El cantante actuará el sábado 28 de febrero y el domingo 1 de marzo en el Estadio Engie. El recinto está ubicado en el Parque Olímpico de Sídney y tiene capacidad para cerca de 50.000 personas.
Aunque se trata de un estadio relevante, es más pequeño que el Accor Stadium, que puede albergar hasta 80.000 asistentes. Aun así, la primera fecha se agotó casi de inmediato cuando salió a la venta.
La segunda noche tardó más en completar el aforo. Sin embargo, terminó colgando el cartel de completo tras su reciente actuación en el espectáculo del descanso de la Super Bowl.
Un mercado poco habitual
Bad Bunny en Australia representa un movimiento estratégico. El país no es tradicionalmente un mercado fuerte para la música urbana en español.
Según el censo de 2021, solo el 0,7 por ciento de la población habla español en casa. Además, la comunidad de origen latino o español representa un porcentaje reducido del total.
No obstante, las plataformas digitales han ampliado el alcance de la música latina. Por eso, la llegada del artista tiene un valor simbólico para la comunidad hispanohablante y para nuevos públicos.
Una gira consolidada
La gira comenzó el 21 de noviembre de 2025 en Santo Domingo. Desde entonces, incluye más de cincuenta fechas en América Latina, Asia, Oceanía y Europa.

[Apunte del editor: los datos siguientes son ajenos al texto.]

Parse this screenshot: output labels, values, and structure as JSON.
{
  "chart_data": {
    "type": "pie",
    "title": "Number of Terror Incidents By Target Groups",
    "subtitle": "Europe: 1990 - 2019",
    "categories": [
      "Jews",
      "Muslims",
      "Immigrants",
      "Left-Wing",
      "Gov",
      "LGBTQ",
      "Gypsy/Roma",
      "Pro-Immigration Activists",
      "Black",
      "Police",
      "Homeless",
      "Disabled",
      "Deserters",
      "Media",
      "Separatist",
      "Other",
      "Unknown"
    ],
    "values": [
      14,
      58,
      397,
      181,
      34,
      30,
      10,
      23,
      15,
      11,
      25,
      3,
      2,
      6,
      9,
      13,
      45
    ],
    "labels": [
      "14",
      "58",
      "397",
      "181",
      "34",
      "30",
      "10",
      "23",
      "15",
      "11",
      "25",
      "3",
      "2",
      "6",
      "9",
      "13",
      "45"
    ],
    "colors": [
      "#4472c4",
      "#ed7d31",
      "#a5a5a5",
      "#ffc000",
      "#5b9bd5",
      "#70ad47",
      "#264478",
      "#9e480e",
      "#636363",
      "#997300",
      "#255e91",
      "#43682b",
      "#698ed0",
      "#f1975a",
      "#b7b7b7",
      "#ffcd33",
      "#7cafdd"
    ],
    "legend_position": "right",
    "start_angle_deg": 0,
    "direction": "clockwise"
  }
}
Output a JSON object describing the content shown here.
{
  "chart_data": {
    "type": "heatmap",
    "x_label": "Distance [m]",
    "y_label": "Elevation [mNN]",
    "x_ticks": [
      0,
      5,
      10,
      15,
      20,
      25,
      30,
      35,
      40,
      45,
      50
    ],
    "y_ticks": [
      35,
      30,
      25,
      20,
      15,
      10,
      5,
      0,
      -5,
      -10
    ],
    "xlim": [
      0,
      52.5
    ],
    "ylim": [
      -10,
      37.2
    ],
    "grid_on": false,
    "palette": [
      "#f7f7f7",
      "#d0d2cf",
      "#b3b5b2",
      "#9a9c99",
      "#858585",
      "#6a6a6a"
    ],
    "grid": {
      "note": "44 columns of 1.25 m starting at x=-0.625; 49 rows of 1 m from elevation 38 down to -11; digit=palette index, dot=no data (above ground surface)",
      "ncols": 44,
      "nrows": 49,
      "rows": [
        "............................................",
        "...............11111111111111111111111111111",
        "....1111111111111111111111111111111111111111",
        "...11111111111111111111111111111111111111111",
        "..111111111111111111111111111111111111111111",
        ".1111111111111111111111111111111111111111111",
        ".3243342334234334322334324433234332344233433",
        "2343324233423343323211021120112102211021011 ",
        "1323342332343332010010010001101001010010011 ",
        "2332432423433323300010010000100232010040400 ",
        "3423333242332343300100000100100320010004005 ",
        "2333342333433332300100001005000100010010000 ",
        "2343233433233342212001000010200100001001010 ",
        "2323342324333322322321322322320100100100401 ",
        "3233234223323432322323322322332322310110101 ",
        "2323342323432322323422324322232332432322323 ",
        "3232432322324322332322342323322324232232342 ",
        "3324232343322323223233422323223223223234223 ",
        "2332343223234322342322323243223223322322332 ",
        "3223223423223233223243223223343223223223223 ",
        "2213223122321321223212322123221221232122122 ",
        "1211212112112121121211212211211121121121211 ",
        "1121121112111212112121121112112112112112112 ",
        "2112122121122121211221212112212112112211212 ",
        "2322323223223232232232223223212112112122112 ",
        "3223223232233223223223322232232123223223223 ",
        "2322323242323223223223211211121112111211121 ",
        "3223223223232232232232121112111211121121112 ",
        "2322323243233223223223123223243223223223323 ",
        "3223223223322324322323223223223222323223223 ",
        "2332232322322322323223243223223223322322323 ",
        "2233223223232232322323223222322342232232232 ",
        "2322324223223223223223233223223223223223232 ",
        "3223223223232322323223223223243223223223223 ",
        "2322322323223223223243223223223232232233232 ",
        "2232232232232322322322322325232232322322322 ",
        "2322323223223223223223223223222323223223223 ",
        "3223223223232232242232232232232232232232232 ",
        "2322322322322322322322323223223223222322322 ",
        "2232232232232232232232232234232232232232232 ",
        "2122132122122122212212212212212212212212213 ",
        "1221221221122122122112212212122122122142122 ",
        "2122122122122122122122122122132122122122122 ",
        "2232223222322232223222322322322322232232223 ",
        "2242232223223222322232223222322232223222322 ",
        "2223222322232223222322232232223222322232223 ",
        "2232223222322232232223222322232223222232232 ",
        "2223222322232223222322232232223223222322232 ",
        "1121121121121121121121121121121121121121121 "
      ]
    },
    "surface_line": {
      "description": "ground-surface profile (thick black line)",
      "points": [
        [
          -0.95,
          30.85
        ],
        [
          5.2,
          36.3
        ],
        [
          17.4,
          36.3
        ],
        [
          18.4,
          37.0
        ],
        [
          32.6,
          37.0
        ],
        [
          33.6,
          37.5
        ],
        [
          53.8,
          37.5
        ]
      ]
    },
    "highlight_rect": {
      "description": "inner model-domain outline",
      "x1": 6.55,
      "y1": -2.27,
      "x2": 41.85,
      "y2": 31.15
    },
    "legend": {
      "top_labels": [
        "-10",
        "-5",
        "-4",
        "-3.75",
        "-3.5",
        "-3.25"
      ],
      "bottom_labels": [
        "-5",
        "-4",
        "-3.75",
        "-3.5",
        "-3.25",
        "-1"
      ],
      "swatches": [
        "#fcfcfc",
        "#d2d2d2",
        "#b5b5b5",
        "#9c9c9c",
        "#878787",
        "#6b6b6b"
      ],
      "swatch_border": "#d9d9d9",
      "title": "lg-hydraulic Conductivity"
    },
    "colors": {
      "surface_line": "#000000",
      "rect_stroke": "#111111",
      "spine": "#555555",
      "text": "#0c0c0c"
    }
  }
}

Tras su paso por Australia, el tour continuará en Europa en mayo. Madrid tendrá diez fechas, mientras que Barcelona contará con dos.
El tramo final culminará el 22 de julio en Bruselas. De esta manera, Bad Bunny en Australia se suma a una gira que ha consolidado su presencia en grandes escenarios internacionales.
El artista llega en uno de los mejores momentos de su carrera. Recientemente participó en el show del descanso de la Super Bowl ante más de 128 millones de espectadores.
Además, su álbum Debí tirar más fotos hizo historia al convertirse en el primer disco completamente en español en ganar el Grammy a álbum del año.